When he did, I grabbed the bread from the mud and tried to press it against my dress, to get rid of the worst of the filth. I could not see the officer’s face anymore, but I knew who it was. As he walked away from me, his right hand was still twitching.
• • •
Darija and I shared a bunk with five other women. The hut where we lived was no different from quarantine, except there were more of us—about four hundred crammed into the block. The smells were indescribable—unwashed bodies, sweat, festering sores, rotting teeth, and always in the air around us the sweet, charred, sickly scent of flesh burning. What was new, though, was the condition of these other women. Some had been here for months, and they were no more than skeletons, their skin drawn over their cheekbones and ribs and hips, their eyes sunken and dark. At
night, the sleeping quarters were so tight that I could feel the hip bones of the woman behind me, pushed like twin daggers into the small of my back. When one of us rolled over in our sleep the rest of us had to do the same.
I had spent the week trying to get word of my father. Was he in a different part of the camp, working, like I was? Was he wondering if I was alive, too? It was Agnat, a woman who shared the bunk with us, who bluntly told me my father was gone, that he had been gassed that very first day. “What do you think is the business of this camp?” she chided. “Death.”

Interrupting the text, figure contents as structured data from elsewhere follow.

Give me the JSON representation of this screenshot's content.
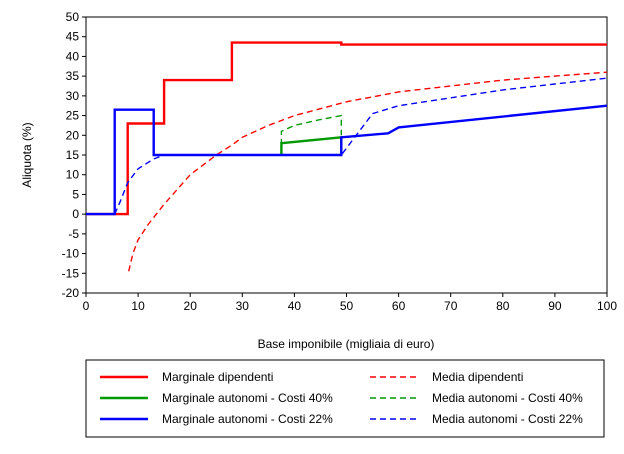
{
  "chart_data": {
    "type": "line",
    "title": "",
    "xlabel": "Base imponibile (migliaia di euro)",
    "ylabel": "Aliquota (%)",
    "xlim": [
      0,
      100
    ],
    "ylim": [
      -20,
      50
    ],
    "xticks": [
      0,
      10,
      20,
      30,
      40,
      50,
      60,
      70,
      80,
      90,
      100
    ],
    "yticks": [
      -20,
      -15,
      -10,
      -5,
      0,
      5,
      10,
      15,
      20,
      25,
      30,
      35,
      40,
      45,
      50
    ],
    "grid": false,
    "legend_position": "bottom",
    "series": [
      {
        "name": "Marginale dipendenti",
        "color": "#ff0000",
        "style": "solid",
        "x": [
          0,
          8,
          8,
          15,
          15,
          28,
          28,
          49,
          49,
          100
        ],
        "y": [
          0,
          0,
          23,
          23,
          34,
          34,
          43.5,
          43.5,
          43,
          43
        ]
      },
      {
        "name": "Media dipendenti",
        "color": "#ff0000",
        "style": "dashed",
        "x": [
          8.2,
          9,
          10,
          12,
          15,
          18,
          20,
          25,
          28,
          30,
          35,
          40,
          50,
          60,
          70,
          80,
          90,
          100
        ],
        "y": [
          -14.5,
          -10,
          -6.5,
          -2.5,
          2.5,
          7,
          10,
          15,
          17.5,
          19.5,
          22.5,
          25,
          28.5,
          31,
          32.5,
          34,
          35,
          36
        ]
      },
      {
        "name": "Marginale autonomi - Costi 40%",
        "color": "#009900",
        "style": "solid",
        "x": [
          37.5,
          37.5,
          49,
          49
        ],
        "y": [
          15,
          18,
          19.5,
          15
        ]
      },
      {
        "name": "Media autonomi - Costi 40%",
        "color": "#009900",
        "style": "dashed",
        "x": [
          37.5,
          37.5,
          40,
          45,
          49,
          49
        ],
        "y": [
          15,
          21,
          22.5,
          24,
          25,
          20
        ]
      },
      {
        "name": "Marginale autonomi - Costi 22%",
        "color": "#0000ff",
        "style": "solid",
        "x": [
          0,
          5.5,
          5.5,
          13,
          13,
          49,
          49,
          58,
          60,
          100
        ],
        "y": [
          0,
          0,
          26.5,
          26.5,
          15,
          15,
          19.5,
          20.5,
          22,
          27.5
        ]
      },
      {
        "name": "Media autonomi - Costi 22%",
        "color": "#0000ff",
        "style": "dashed",
        "x": [
          5.5,
          6.5,
          8,
          10,
          13,
          15,
          20,
          30,
          40,
          49,
          55,
          60,
          70,
          80,
          90,
          100
        ],
        "y": [
          0,
          3,
          8,
          11.5,
          14,
          15,
          15,
          15,
          15,
          15,
          25.5,
          27.5,
          29.5,
          31.5,
          33,
          34.5
        ]
      }
    ]
  }
}
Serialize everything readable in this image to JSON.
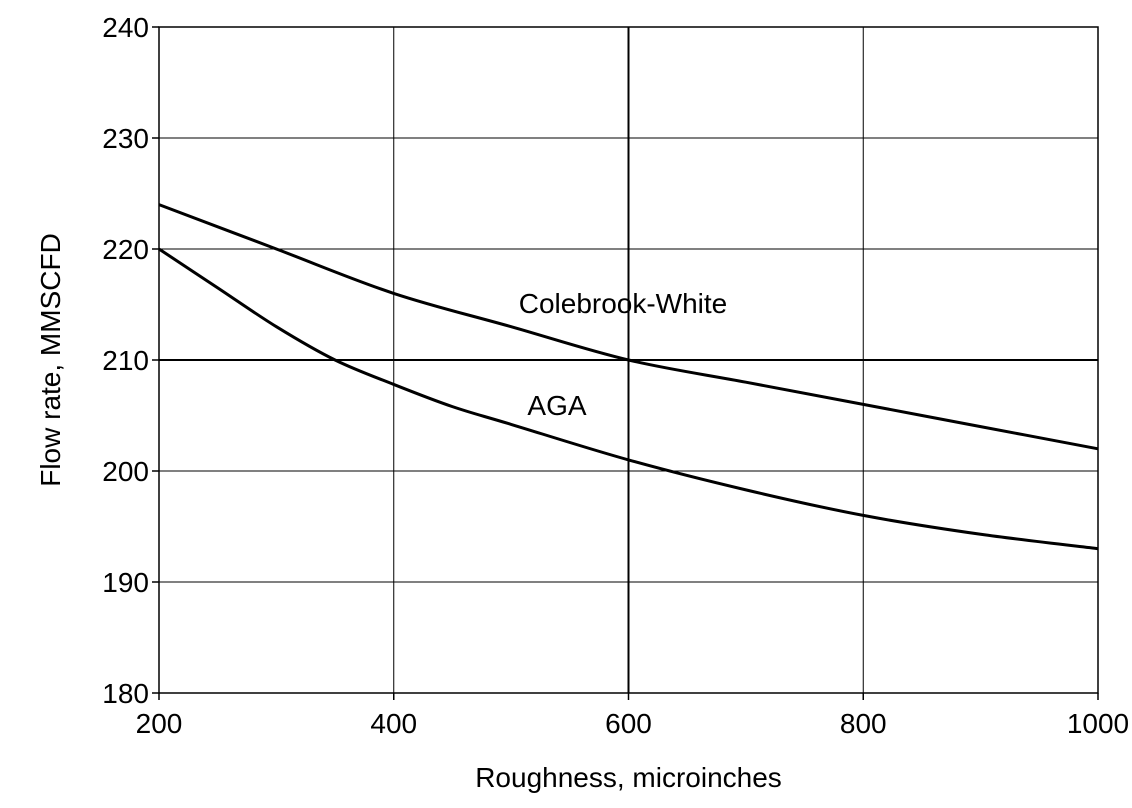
{
  "chart_data": {
    "type": "line",
    "xlabel": "Roughness, microinches",
    "ylabel": "Flow rate, MMSCFD",
    "xlim": [
      200,
      1000
    ],
    "ylim": [
      180,
      240
    ],
    "x_ticks": [
      200,
      400,
      600,
      800,
      1000
    ],
    "y_ticks": [
      180,
      190,
      200,
      210,
      220,
      230,
      240
    ],
    "grid": true,
    "series": [
      {
        "name": "Colebrook-White",
        "x": [
          200,
          300,
          400,
          500,
          600,
          700,
          800,
          900,
          1000
        ],
        "y": [
          224,
          220,
          216,
          213,
          210,
          208,
          206,
          204,
          202
        ]
      },
      {
        "name": "AGA",
        "x": [
          200,
          250,
          300,
          350,
          400,
          450,
          500,
          600,
          700,
          800,
          900,
          1000
        ],
        "y": [
          220,
          216.5,
          213,
          210,
          207.8,
          205.8,
          204.2,
          201,
          198.3,
          196,
          194.3,
          193
        ]
      }
    ]
  }
}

Agnat had been here for a month and had a mouth on her. She would talk back to the
Blockälteste
—a woman we called the Beast—and get beaten with a truncheon; she would spit at a guard and get whipped. But she had also fought off a prisoner who tried to steal my jacket in the middle of the night when I was sleeping fitfully. For this small loyalty, I was grateful to her.
Two days ago, there had been an inspection in the hut. We had lined up while the
Blockälteste
and a guard tossed aside the neat covers we had made on our beds and pulled the bunks away from the wall to see what was being hidden. I knew that prisoners had items stashed—I had seen women with a deck of cards, money, cigarettes. I had seen one girl too sick to eat her midday soup carefully hide it underneath the straw that made up her mattress, so that she could save it for later, even though having any food in the barracks was a serious infraction.
When the guard came to our bunk, he began pulling aside the covers and found, to my surprise, a book by Maria Dąbrowska. “What is this?”
He smacked one of our bunkmates, a girl who was only fifteen, across the face. Her cheek started to bleed where his gold ring had cut into the skin.
“It’s mine,” Agnat said, stepping forward.
I wasn’t convinced that the book was hers. Agnat had come from a small village in Poland and could barely read signs, much less a novel. But she stood proudly in front of the guard, claiming the book, until she was dragged outside and whipped unconscious. I thought of my mother’s
advice to me, when the
Aussiedlung
had begun:
Be a mensch.
Agnat was this, and more.
Darija and I, along with Helena, the fifteen-year-old, were the ones who picked Agnat up and carried her back into the hut. We gave her some of our evening meal when she was unable to stand to get her own. Another woman, who had been a nurse in her former life, did the best she could to clean the open sores made by the lashes and to bandage them.